Moonlight wrote:hiima3L wrote:If it's even offered anymore, I would strongly recommend Legislation and Stat Interpretation as a 1L elective. I loved the class and it's easily the most useful class I took. I had to draw on some of the stuff I learned in that class today at work.
Buuuuuut it had the most absurd excuse for a final. I got an A so I couldn't complain, but it was just plain ludicrous that it counted as a final for a huge 1L class. 33% of it was identifying verbatim quotations from cases we read.
Do you have the recent list of electives offered for first spring term 1L? Because I thought I read that that FIT class is still offered according to the hastings site?
This semester they are offering FIT, IP, Domestic Violence, Environmental, and Leg/Stat interpretation.
Also, just to throw my $.02, I took tax, loved the class and got an A, and it definitely helped open doors during 2L OCI. Some firms actually had separate interviews just for tax candidates (I recall Orrick and Baker/McKenzie, but there were others), so you could increase your total number of interviews by applying twice (once generally and once "tax only") and a good grade in first year tax definitely opened those doors and provided a viable "back up" in case my main choice had fallen through.
Of course the problem is that I'll never know the counterfactual: if I had the same grade in a different stat class, would I have still gotten the tax screeners? There's just no way to know.

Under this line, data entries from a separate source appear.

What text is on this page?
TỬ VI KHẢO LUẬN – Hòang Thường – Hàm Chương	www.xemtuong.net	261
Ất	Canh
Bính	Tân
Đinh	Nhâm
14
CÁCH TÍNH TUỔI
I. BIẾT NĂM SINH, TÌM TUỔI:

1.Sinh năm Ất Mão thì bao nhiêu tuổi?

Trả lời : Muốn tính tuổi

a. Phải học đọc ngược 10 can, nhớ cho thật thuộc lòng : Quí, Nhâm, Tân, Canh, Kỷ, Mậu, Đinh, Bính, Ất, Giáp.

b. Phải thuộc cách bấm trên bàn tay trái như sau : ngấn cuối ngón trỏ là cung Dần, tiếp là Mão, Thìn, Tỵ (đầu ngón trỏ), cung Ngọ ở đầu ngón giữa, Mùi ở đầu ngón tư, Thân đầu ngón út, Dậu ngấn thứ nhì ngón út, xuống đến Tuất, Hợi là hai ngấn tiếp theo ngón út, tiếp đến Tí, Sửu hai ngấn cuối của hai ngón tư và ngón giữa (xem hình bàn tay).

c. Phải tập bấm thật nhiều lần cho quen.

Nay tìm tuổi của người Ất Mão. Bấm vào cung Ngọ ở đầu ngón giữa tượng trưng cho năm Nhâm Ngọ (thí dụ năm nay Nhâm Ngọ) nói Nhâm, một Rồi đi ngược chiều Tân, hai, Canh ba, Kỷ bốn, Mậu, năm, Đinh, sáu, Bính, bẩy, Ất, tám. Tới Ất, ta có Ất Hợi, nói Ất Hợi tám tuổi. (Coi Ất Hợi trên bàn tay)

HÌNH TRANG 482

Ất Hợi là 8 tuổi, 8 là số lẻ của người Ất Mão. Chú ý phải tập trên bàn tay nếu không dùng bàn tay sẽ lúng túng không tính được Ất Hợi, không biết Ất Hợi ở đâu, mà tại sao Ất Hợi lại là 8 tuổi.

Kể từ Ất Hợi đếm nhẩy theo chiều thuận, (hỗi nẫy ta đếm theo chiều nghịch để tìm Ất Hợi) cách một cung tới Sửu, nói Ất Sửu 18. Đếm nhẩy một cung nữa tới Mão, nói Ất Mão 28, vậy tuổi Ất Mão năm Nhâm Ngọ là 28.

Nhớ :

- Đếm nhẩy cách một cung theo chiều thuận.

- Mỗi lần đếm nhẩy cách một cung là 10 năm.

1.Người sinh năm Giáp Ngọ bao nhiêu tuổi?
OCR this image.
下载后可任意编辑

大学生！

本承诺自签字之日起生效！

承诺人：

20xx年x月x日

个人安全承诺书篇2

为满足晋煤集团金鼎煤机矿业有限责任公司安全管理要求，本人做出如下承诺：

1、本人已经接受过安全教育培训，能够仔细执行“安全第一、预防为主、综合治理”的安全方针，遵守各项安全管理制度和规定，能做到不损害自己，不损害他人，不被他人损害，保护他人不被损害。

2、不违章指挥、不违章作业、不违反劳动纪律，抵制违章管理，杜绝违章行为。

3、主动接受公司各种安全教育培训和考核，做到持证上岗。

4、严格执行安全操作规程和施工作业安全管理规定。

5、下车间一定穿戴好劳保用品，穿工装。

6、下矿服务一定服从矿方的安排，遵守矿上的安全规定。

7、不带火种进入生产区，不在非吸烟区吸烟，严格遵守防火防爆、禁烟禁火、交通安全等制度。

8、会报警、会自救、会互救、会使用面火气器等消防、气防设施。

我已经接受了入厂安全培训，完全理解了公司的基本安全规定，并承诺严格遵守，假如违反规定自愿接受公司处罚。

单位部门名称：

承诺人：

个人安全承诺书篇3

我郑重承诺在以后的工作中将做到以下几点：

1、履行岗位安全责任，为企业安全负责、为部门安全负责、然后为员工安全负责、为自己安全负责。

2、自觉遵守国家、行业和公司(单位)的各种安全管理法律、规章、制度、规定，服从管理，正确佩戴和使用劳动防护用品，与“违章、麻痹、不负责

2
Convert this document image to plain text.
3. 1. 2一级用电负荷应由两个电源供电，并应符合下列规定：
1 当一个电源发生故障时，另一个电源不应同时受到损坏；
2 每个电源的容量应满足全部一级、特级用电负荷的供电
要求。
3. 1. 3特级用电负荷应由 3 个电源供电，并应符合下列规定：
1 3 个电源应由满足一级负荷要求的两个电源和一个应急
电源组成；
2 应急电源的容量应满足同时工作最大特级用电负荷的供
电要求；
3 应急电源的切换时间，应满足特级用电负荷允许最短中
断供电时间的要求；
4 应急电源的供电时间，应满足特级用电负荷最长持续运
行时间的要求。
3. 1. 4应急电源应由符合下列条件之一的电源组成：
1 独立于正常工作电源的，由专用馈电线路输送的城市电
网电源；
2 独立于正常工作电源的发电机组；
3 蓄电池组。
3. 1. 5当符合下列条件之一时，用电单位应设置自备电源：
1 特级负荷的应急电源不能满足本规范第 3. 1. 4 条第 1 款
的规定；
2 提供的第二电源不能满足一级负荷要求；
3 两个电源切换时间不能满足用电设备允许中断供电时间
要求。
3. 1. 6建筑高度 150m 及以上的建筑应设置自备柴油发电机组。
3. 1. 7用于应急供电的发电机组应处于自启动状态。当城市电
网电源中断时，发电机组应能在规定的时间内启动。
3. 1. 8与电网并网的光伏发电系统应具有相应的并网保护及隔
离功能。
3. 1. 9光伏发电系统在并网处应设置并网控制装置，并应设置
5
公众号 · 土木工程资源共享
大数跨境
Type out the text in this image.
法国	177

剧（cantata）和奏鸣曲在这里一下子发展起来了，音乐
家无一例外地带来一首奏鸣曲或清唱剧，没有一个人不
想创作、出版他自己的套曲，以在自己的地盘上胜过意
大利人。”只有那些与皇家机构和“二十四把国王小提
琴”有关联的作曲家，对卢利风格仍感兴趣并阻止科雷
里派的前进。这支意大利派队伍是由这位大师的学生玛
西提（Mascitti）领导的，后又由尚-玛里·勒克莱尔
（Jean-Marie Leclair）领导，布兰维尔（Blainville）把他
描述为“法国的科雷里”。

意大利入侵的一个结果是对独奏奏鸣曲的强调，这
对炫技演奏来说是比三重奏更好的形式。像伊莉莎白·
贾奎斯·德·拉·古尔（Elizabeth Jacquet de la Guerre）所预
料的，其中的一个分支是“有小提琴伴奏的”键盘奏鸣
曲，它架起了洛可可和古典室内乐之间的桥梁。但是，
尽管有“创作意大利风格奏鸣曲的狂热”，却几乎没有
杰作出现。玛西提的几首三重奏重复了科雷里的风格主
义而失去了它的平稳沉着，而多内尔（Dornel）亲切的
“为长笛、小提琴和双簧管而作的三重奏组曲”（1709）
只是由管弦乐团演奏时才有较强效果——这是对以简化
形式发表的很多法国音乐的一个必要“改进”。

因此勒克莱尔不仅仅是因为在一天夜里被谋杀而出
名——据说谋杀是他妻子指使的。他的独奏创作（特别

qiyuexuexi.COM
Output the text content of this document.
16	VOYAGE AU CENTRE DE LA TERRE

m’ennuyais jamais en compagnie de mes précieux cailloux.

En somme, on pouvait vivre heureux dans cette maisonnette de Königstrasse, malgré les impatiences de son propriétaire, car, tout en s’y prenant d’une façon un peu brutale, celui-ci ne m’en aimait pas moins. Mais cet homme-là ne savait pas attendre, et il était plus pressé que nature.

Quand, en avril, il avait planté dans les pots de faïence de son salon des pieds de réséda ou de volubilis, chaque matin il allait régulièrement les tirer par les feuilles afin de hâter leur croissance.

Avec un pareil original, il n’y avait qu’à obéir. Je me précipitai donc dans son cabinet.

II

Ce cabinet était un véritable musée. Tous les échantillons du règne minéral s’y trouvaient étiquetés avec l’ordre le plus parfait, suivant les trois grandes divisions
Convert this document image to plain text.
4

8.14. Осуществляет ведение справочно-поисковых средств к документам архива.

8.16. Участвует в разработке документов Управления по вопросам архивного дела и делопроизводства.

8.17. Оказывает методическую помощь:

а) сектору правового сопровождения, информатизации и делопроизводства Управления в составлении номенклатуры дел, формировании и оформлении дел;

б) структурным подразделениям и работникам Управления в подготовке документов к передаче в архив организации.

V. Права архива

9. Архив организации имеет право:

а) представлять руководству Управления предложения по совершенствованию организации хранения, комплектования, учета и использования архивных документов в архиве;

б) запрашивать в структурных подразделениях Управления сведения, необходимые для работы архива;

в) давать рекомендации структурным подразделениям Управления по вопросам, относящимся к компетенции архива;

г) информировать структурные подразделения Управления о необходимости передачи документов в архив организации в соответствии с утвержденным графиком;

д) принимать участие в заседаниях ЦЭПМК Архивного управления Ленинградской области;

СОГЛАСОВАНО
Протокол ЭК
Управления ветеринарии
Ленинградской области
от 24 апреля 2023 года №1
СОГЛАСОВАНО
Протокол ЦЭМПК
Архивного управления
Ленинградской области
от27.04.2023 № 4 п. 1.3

If anything, you're always better off with higher grades, so just take the stat class that interests you most. That way you'll be more motivated/engaged, improving your odds of scoring well on the final. Saying that a class is easy or hard doesn't really say much; most people think torts is easy, and that's why the curve is killer. By contrast, even if tax is objectively "hard" for most people, that doesn't mean it will be hard for you.